Три строки за десять минут. Хоку, а не сочинение. «Паша… ещё ничего не закончилось» – пронеслось у меня в голове. Он тоже бастует против этой дурацкой темы: «Как я провёл лето». Нас обманули, пришлось выживать. Мы ничего не забыли и договорились это не обсуждать. Пашка на что-то намекает. Его взгляд падает на меня и убегает в сторону. Что ж.... Я во внимании. Пашка аккуратно повёл головой. Я проследила за траекторией: на стене в классе висел портрет моей бабули. Меня прошиб пот. Неужели мы ошиблись? Доносится низкий гул, от которого едва уловимо вибрируют парты.
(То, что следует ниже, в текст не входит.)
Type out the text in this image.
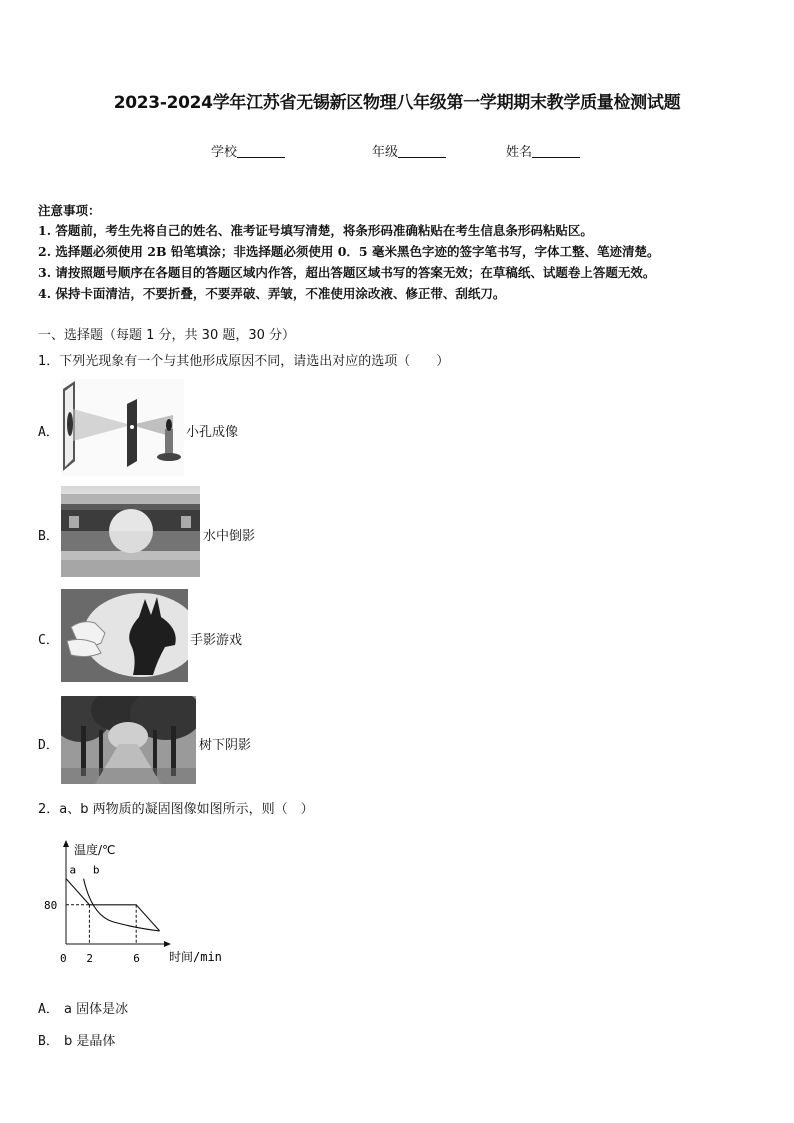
2023-2024学年江苏省无锡新区物理八年级第一学期期末教学质量检测试题
学校	年级	姓名
注意事项：
1. 答题前，考生先将自己的姓名、准考证号填写清楚，将条形码准确粘贴在考生信息条形码粘贴区。
2. 选择题必须使用 2B 铅笔填涂；非选择题必须使用 0．5 毫米黑色字迹的签字笔书写，字体工整、笔迹清楚。
3. 请按照题号顺序在各题目的答题区域内作答，超出答题区域书写的答案无效；在草稿纸、试题卷上答题无效。
4. 保持卡面清洁，不要折叠，不要弄破、弄皱，不准使用涂改液、修正带、刮纸刀。
一、选择题（每题 1 分，共 30 题，30 分）
1．下列光现象有一个与其他形成原因不同，请选出对应的选项（　　）
A．	小孔成像
B．	水中倒影
C．	手影游戏
D．	树下阴影
2．a、b 两物质的凝固图像如图所示，则（　）
温度/℃
时间/min
80
0 2	6
a b
A． a 固体是冰
B． b 是晶体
Учительница Виктория Витальевна улыбалась пугающе-ласковой улыбкой
Диктанты, бесконечные тесты, имеют ли значение? Мы на экзамене иллюзий. Не должно быть портрета, класс набит учениками, некоторые как вороны пасут нас и тоже делают вид, что пишут. Я не помню, кто они. Может даже… Стражи. Они знают, что мы прозрели. Толстовка сдавливает лёгкие, высасывает воздух, накачивает страхом. Её клетчатый узор пульсировал перед глазами. Бойся, трясись. Я держусь, чтоб не вскочить. Кто-то пересел вперёд и вцепился рукой в спинку моего стула. Я пострадала из-за толстовки и втянула Пашку. Кажется, Виктория Витальевна подозревала, что-то… Тайна между мной и Пашкой медленно просачивалась в этот мир. Мы видели знаки, нестыковки. Нас нашли за городом и подумали, что мы сбежали от непонимания нашей ранней любви. Оправдываться было бессмысленно. Мы поддержали эту ложь. Я резко пересела.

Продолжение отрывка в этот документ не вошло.